Durante las últimas décadas, no era difícil ver a estos niños de 12 años armados con rifles fabricados en Austria, Estados Unidos o España, participando en “la guerra del polvo”, la del blanco, la cocaína y la marihuana, que ha matado a más personas en Río de Janeiro que la Guerra de Bosnia de 1992.
El AK-47 es un fusil de asalto soviético, fabricado en más de 14 países; es el arma de fuego de mayor producción de la historia, con cerca de 80 millones de unidades manufacturadas. Diseñado por el ruso Mijaíl Kaláshnikov durante la Segunda Guerra Mundial, debido a su eficacia y precio económico (en el mercado negro se pueden llegar a encontrar a 30 dólares), es comercializado por las grandes potencias en numerosas guerrillas africanas, asiáticas y de Medio Oriente.
En América, es empleado por grupos como las FARC en Colombia o por los cárteles del narcotráfico mexicano. Y en Brasil, aunque no es comercializado, la favela es su principal usuaria.
Por muchos años los niños de Santa Marta fueron las pequeñas marionetas de este sistema maquiavélico de la industria armamentística. El AK-47 era la perla soñada por todos aquellos que se iniciaban en el narcotráfico: símbolo de prestigio, la opción de una vida mejor, resultarle atractivo a las mujeres, el comienzo más temprano de la vida sexual o tener unas zapatillas para practicar deportes. Los afortunados podían limpiar el arma del jefe, montar y desmontar la culata con su kit de herramientas y a veces hasta practicar el tiro contra las ratas.
Las ráfagas de bala alcanzaban con frecuencia el entramado de cañerías que llevaban el agua a toda la comunidad, de un tejado a otro. Así, reparar las cañerías se convirtió en una profesión para los niños, que debían escalar ágilmente entre los tejados, aprovechando después para descansar, observando las nubes en sus formas.
Los niños “fogueiteros” se encargaban de avisar cuando un extraño llegaba a la comunidad. Para ello cargaban “foguetes” (petardos) y “pipas” (cometas de papel) para soltarlas al aire. Practicaban durante el día en el cercano vertedero de Beirute y tiraban piedras a los gatos. Con su puntería atinada y cargados de cometas, trabajaban en las horas de riesgo de invasión, la madrugada, cuando los traficantes están cansados después de una noche de trabajo, habituados a vivir en el presente, en una alerta instintiva, permanente.
Los “avioncitos” eran los niños que transportaban la droga de un punto a otro de la comunidad, una prueba de responsabilidad, pues tenían vetado el uso de cualquier droga, excepto el pegamento.

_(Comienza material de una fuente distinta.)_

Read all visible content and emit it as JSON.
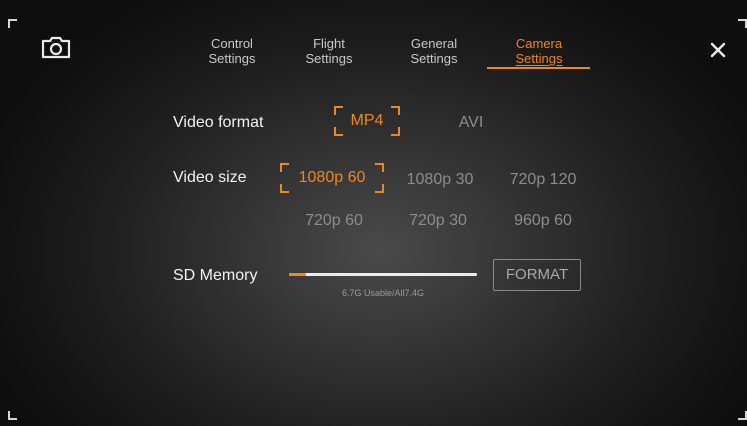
{
  "header": {
    "tabs": [
      {
        "line1": "Control",
        "line2": "Settings",
        "active": false
      },
      {
        "line1": "Flight",
        "line2": "Settings",
        "active": false
      },
      {
        "line1": "General",
        "line2": "Settings",
        "active": false
      },
      {
        "line1": "Camera",
        "line2": "Settings",
        "active": true
      }
    ]
  },
  "icons": {
    "camera": "camera-icon",
    "close": "close-icon"
  },
  "video_format": {
    "label": "Video format",
    "options": [
      "MP4",
      "AVI"
    ],
    "selected": "MP4"
  },
  "video_size": {
    "label": "Video size",
    "options": [
      "1080p 60",
      "1080p 30",
      "720p 120",
      "720p 60",
      "720p 30",
      "960p 60"
    ],
    "selected": "1080p 60"
  },
  "sd_memory": {
    "label": "SD Memory",
    "usage_text": "6.7G Usable/All7.4G",
    "used_fraction": 0.09,
    "format_label": "FORMAT"
  },
  "colors": {
    "accent": "#f0861f",
    "text": "#f2f2f2",
    "muted": "#8c8c8c"
  }
}
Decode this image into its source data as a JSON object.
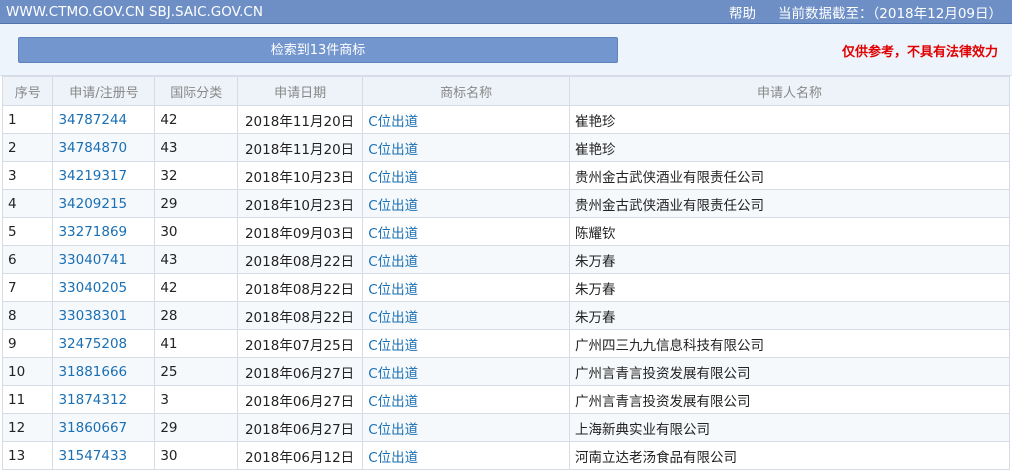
{
  "header": {
    "sites": "WWW.CTMO.GOV.CN  SBJ.SAIC.GOV.CN",
    "help": "帮助",
    "data_date": "当前数据截至：（2018年12月09日）"
  },
  "summary": {
    "result_text": "检索到13件商标",
    "notice": "仅供参考，不具有法律效力"
  },
  "table": {
    "columns": [
      "序号",
      "申请/注册号",
      "国际分类",
      "申请日期",
      "商标名称",
      "申请人名称"
    ],
    "rows": [
      {
        "no": "1",
        "reg": "34787244",
        "cls": "42",
        "date": "2018年11月20日",
        "mark": "C位出道",
        "applicant": "崔艳珍"
      },
      {
        "no": "2",
        "reg": "34784870",
        "cls": "43",
        "date": "2018年11月20日",
        "mark": "C位出道",
        "applicant": "崔艳珍"
      },
      {
        "no": "3",
        "reg": "34219317",
        "cls": "32",
        "date": "2018年10月23日",
        "mark": "C位出道",
        "applicant": "贵州金古武侠酒业有限责任公司"
      },
      {
        "no": "4",
        "reg": "34209215",
        "cls": "29",
        "date": "2018年10月23日",
        "mark": "C位出道",
        "applicant": "贵州金古武侠酒业有限责任公司"
      },
      {
        "no": "5",
        "reg": "33271869",
        "cls": "30",
        "date": "2018年09月03日",
        "mark": "C位出道",
        "applicant": "陈耀钦"
      },
      {
        "no": "6",
        "reg": "33040741",
        "cls": "43",
        "date": "2018年08月22日",
        "mark": "C位出道",
        "applicant": "朱万春"
      },
      {
        "no": "7",
        "reg": "33040205",
        "cls": "42",
        "date": "2018年08月22日",
        "mark": "C位出道",
        "applicant": "朱万春"
      },
      {
        "no": "8",
        "reg": "33038301",
        "cls": "28",
        "date": "2018年08月22日",
        "mark": "C位出道",
        "applicant": "朱万春"
      },
      {
        "no": "9",
        "reg": "32475208",
        "cls": "41",
        "date": "2018年07月25日",
        "mark": "C位出道",
        "applicant": "广州四三九九信息科技有限公司"
      },
      {
        "no": "10",
        "reg": "31881666",
        "cls": "25",
        "date": "2018年06月27日",
        "mark": "C位出道",
        "applicant": "广州言青言投资发展有限公司"
      },
      {
        "no": "11",
        "reg": "31874312",
        "cls": "3",
        "date": "2018年06月27日",
        "mark": "C位出道",
        "applicant": "广州言青言投资发展有限公司"
      },
      {
        "no": "12",
        "reg": "31860667",
        "cls": "29",
        "date": "2018年06月27日",
        "mark": "C位出道",
        "applicant": "上海新典实业有限公司"
      },
      {
        "no": "13",
        "reg": "31547433",
        "cls": "30",
        "date": "2018年06月12日",
        "mark": "C位出道",
        "applicant": "河南立达老汤食品有限公司"
      }
    ]
  }
}
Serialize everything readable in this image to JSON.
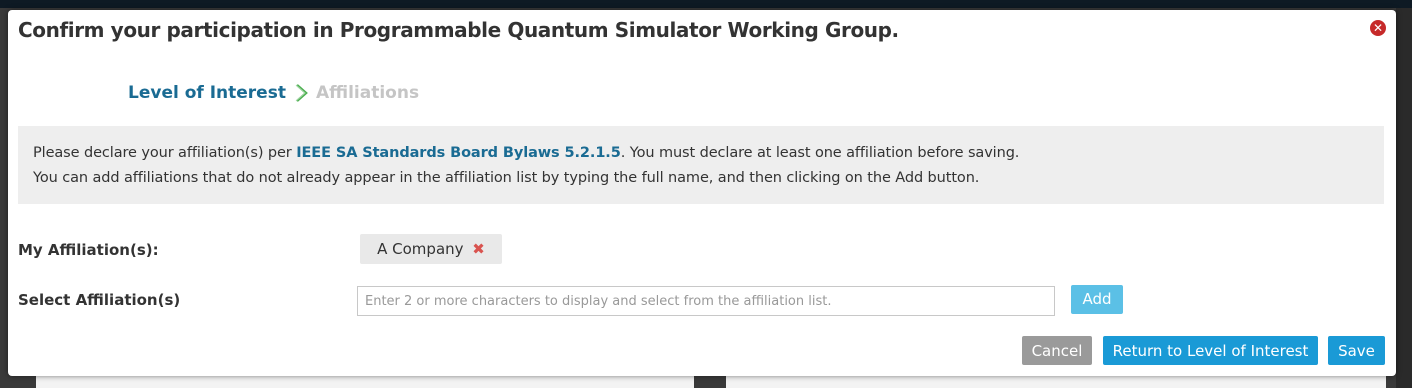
{
  "dialog": {
    "title": "Confirm your participation in Programmable Quantum Simulator Working Group.",
    "close_icon": "close-icon"
  },
  "steps": {
    "active": "Level of Interest",
    "inactive": "Affiliations",
    "separator_icon": "chevron-right-icon"
  },
  "info": {
    "line1_prefix": "Please declare your affiliation(s) per ",
    "line1_link": "IEEE SA Standards Board Bylaws 5.2.1.5",
    "line1_suffix": ". You must declare at least one affiliation before saving.",
    "line2": "You can add affiliations that do not already appear in the affiliation list by typing the full name, and then clicking on the Add button."
  },
  "affiliations": {
    "label": "My Affiliation(s):",
    "items": [
      {
        "name": "A Company",
        "remove_glyph": "✖",
        "remove_icon": "remove-icon"
      }
    ]
  },
  "select": {
    "label": "Select Affiliation(s)",
    "placeholder": "Enter 2 or more characters to display and select from the affiliation list.",
    "value": "",
    "add_label": "Add"
  },
  "footer": {
    "cancel_label": "Cancel",
    "return_label": "Return to Level of Interest",
    "save_label": "Save"
  },
  "colors": {
    "accent": "#1a9ad6",
    "link": "#1a6b93",
    "remove": "#d9534f",
    "close": "#c62a2a"
  }
}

También complementaban su tarea como “niños mensajeros”, portadores de secretos, o difundidores de chismes en el boca a boca callejero, eran fundamentales en los sistemas de información.
Su ascenso en la jerarquía de la boca de fumo se percibía en la ropa, las marcas dejaban de ser falsificadas, con los ahorros se compraban zapatillas, pantalones y camisetas utilizados por la clase media que vive en el asfalto.
Con la pacificación que se está llevando a cabo desde 2007 en Santa Marta llegaron también los “tiburones”. Las grandes empresas miran ahora a la favela con dólares en los ojos, un posible ascenso social cercano, y están mordiendo en la carne tierna, la de los niños, fácilmente domesticables en materia de marcas para un consumo futuro. La estrategia perversa se disfraza de imagen corporativa, proyectos sociales en los que el niño favelado puede pintar ahora su propia tabla de surf o quitarse los piojos con lociones de marca.
Los traficantes no siempre reconocían a sus hijos. Los pequeños huérfanos crecían con las madres, se hacían cada día más grandes, pareciéndose cada vez un poco más al padre. A pesar de estos vacíos, la segregación de la favela unía a sus vecinos, a los desplazados. El contrato social, el acuerdo de derechos y deberes, era con la favela, y no con el asfalto.
De esta manera, la pacificación requiere ser acompañada por un nuevo contrato social entre la favela y el Estado. La comunidad no está compuesta por ladrillos, sino constituida por las relaciones entre las medidas de su espacio y los acontecimientos de su pasado. Si en el pasado los niños tenían su contrato con las reglas del tráfico, la pacificación deberá, en cambio, buscar que la sumisión infantil no se repita, y así evitar que el consumo genere un vicio en los niños. Es importante no permitir que se disfrace de acceso a la calidad de vida, a estatus de clase media, y acaben siendo víctimas de la banalidad de las grandes marcas.